Jak podał w piątek GUS, sprzedaż detaliczna towarów, liczona w sklepach zatrudniających co najmniej 10 osób, zmalała w czerwcu w cenach stałych o 4,7 proc. rok do roku po zniżce o 6,8 proc. w maju i o 7,3 proc. w poprzednich dwóch miesiącach. Ankietowani przez „Parkiet” ekonomiści przeciętnie szacowali, że spadek sprzedaży wyhamował do około 5 proc. rok do roku.
Na wyniki handlu detalicznego w ujęciu rok do roku spory wpływ ma wciąż wysoka baza odniesienia sprzed roku, związana z napływem uchodźców do Polski. O bieżącej sytuacji w handlu więcej mówią więc oczyszczone z wpływu czynników sezonowych zmiany sprzedaży miesiąc do miesiąca. Licząc w ten sposób, sprzedaż w czerwcu wzrosła realnie o 0,6 proc. po zniżce o 1,1 proc. w maju. To – jak zauważyli ekonomiści z banku Pekao - oznacza, że wolumen sprzedaży jest obecnie mniej więcej na poziomie z lutego br.
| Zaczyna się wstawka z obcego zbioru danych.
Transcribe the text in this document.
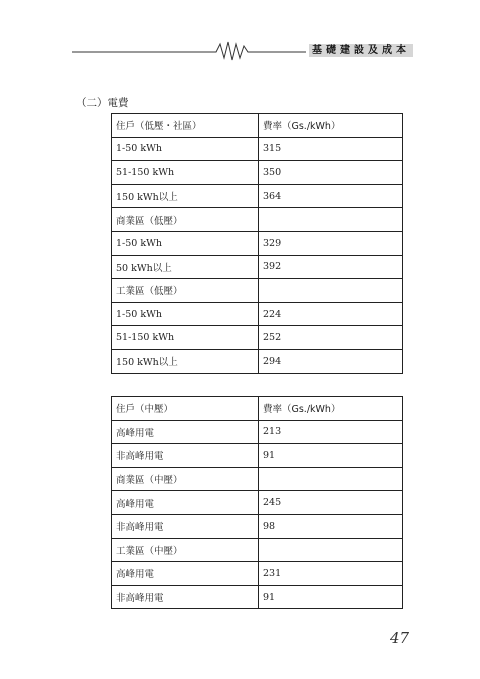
基礎建設及成本
（二）電費
住戶（低壓・社區）	費率（Gs./kWh）
1-50 kWh	315
51-150 kWh	350
150 kWh以上	364
商業區（低壓）	
1-50 kWh	329
50 kWh以上	392
工業區（低壓）	
1-50 kWh	224
51-150 kWh	252
150 kWh以上	294
住戶（中壓）	費率（Gs./kWh）
高峰用電	213
非高峰用電	91
商業區（中壓）	
高峰用電	245
非高峰用電	98
工業區（中壓）	
高峰用電	231
非高峰用電	91
47
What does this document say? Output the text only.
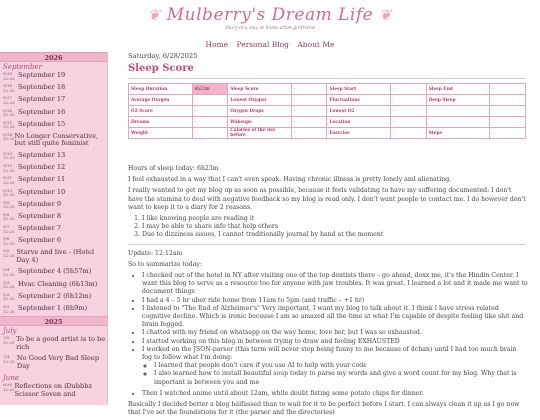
❦ Mulberry's Dream Life ❦
Diary of a stay at home artist girlfriend
Home Personal Blog About Me
2026
September
9/19 12:25 September 19
9/18 12:25 September 18
9/17 12:25 September 17
9/16 12:25 September 16
9/15 12:25 September 15
9/14 12:25 No Longer Conservative, but still quite feminist
9/13 12:25 September 13
9/12 12:25 September 12
9/11 12:25 September 11
9/10 12:25 September 10
9/9 12:25 September 9
9/8 12:25 September 8
9/7 12:25 September 7
9/6 12:25 September 6
9/5 12:25 Starve and live - (Hotel Day 4)
9/4 12:25 September 4 (5h57m)
9/3 12:25 Hvac Cleaning (6h13m)
9/2 12:25 September 2 (6h12m)
9/1 12:25 September 1 (8h9m)
2025
July
7/5 12:25 To be a good artist is to be rich
7/4 12:25 No Good Very Bad Sleep Day
June
6/30 12:25 Reflections on iDubbbz Scissor Seven and
Saturday, 6/28/2025
Sleep Score
Sleep Duration	6h23m	Sleep Score	-	Sleep Start	-	Sleep End	-
Average Oxygen	-	Lowest Oxygen	-	Fluctuations	-	Deep Sleep	-
O2 Score	-	Oxygen Drops	-	Lowest O2	-		
Dreams	-	Wakeups	-	Location	-		
Weight	-	Calories of the day before	-	Exercise	-	Steps	-

Hours of sleep today: 6h23m

I feel exhausted in a way that I can't even speak. Having chronic illness is pretty lonely and alienating.

I really wanted to get my blog up as soon as possible, because it feels validating to have my suffering documented: I don't have the stamina to deal with negative feedback so my blog is read only. I don't want people to contact me. I do however don't want to keep it to a diary for 2 reasons.

1. I like knowing people are reading it
2. I may be able to share info that help others
3. Due to dizziness issues, I cannot traditionally journal by hand at the moment

Update: 12:12am

So to summarize today:

• I checked out of the hotel in NY after visiting one of the top dentists there – go ahead, doxx me, it's the Hindin Center. I want this blog to serve as a resource too for anyone with jaw troubles. It was great. I learned a lot and it made me want to document things
• I had a 4 – 5 hr uber ride home from 11am to 5pm (and traffic – +1 hr)
• I listened to "The End of Alzheimer's" Very important, I want my blog to talk about it. I think I have stress related cognitive decline. Which is ironic because I am so amazed all the time at what I'm capable of despite feeling like shit and brain fogged.
• I chatted with my friend on whatsapp on the way home, love her, but I was so exhausted.
• I started working on this blog in between trying to draw and feeling EXHAUSTED
• I worked on the JSON-parser (this term will never stop being funny to me because of 4chan) until I had too much brain fog to follow what I'm doing:
◦ I learned that people don't care if you use AI to help with your code
◦ I also learned how to install beautiful soup today to parse my words and give a word count for my blog. Why that is important is between you and me
• Then I watched anime until about 12am, while doubt fisting some potato chips for dinner.

Basically I decided better a blog halfassed than to wait for it to be perfect before I start. I can always clean it up as I go now that I've set the foundations for it (the parser and the directories)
Odbicie popytu od kilku miesięcy zapowiadają poprawiające się nastroje konsumentów. W czerwcu tzw. bieżący wskaźnik ufności konsumenckiej (BWUK), który odzwierciedla oceny i oczekiwania gospodarstw domowych dotyczące ich sytuacji finansowej oraz stanu gospodarki, a także ich skłonność do dokonywania ważnych zakupów, wzrósł do -28,2 pkt. Znalazł się tym samym najwyżej od lutego 2022 r., czyli miesiąca ataku Rosji na Ukrainę. W lipcu podskoczył ponownie i jest już najwyżej od września 2021 r.
Poprawa nastrojów konsumentów to konsekwencja malejącej inflacji i dobrej koniunktury na rynku pracy. Połączenie tych zjawisk sprawiło, że w czerwcu, po raz pierwszy od roku, przeciętne wynagrodzenie w sektorze przedsiębiorstw wzrosło bardziej (o 11,9 proc. rok do roku) niż wskaźnik cen konsumpcyjnych (o 11,5 proc.).